Enfin, elle avait fini de tout préparer. Il était près de deux heures, mais malgré l’heure matinale Nancy n’était pas fatiguée. Elle sortit sur le balcon et regarda le ciel étoilé. Peut-être Mike regardait-il aussi les étoiles (…) Elle regarda cette nuit qui n’en finissait pas , qui avait recueilli toutes les confessions, heureuses ou malheureuses, de tout le monde, et se rappela le nom de chaque étoile qu’elle voyait briller dans le ciel. Cette nuit profonde et mystérieuse, qui contenait tous les secrets, toutes les réponses, et peut-être même celle qu’elle était venue chercher. Si c’était pour ça qu’elle était venue… «On the way back, back on the way» – Magali Leroy
Pourquoi ce titre en anglais ?
J’avais un double problème de sens et de consonance. En français le sens me plaisait bien, mais pas la musique des mots. Comme il s’agit de l’histoire d’une fille qui part vivre aux États-Unis, il m’a paru naturel de chercher un titre en anglais. Je voulais qu’il y ait l’idée de chemin d’où : «On the way». De retour sur le chemin et de chemin de retour. Voilà comment je suis arrivée à : «On the way back, back on the way».
Peut-on avoir une idée de l’histoire ?
C’est l’histoire de Nancy, une jeune fille de 15 ans qui part aux États-Unis et qui rentre dans la police. Elle entre dans un service de mineurs. Elle doit s’infiltrer dans les milieux de la drogue, de la corruption, etc. (ce genre de brigade n’existe pas, c’est mon invention)… Trois ans de service… Au cours d’une mission son coéquipier est tué. Alors elle abandonne. Elle refait sa vie ailleurs aux États-Unis (avec un chercheur, dans le Colorado). Après deux ans de vie, plutôt tranquille, la police vient la rechercher.

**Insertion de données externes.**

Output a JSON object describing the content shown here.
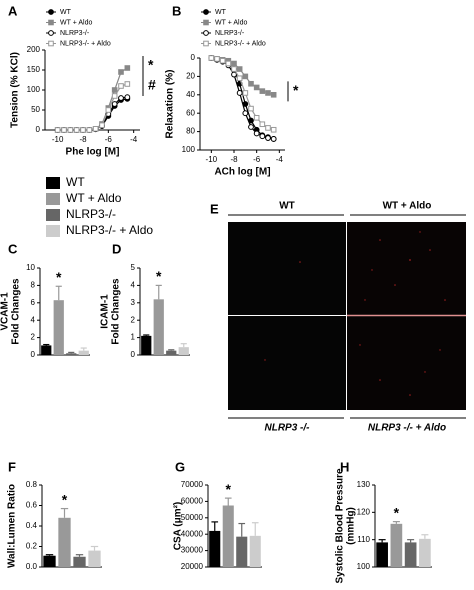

Le roman commence à ce moment là. La question essentielle du livre c’est : Pourquoi retourne t-elle là-bas ? Quelles sont ses motivations ? Que cherche t-elle ?
C’est donc un pur polar ?
Pas vraiment. Il ne respecte pas les règles du genre. En fait mon histoire c’est l’histoire d’une femme très fragile. C’est un roc, très dur, mais qui a des fissures partout et qui à tout moment peut éclater en morceaux.
D’où vient cette idée de brigade de mineurs ?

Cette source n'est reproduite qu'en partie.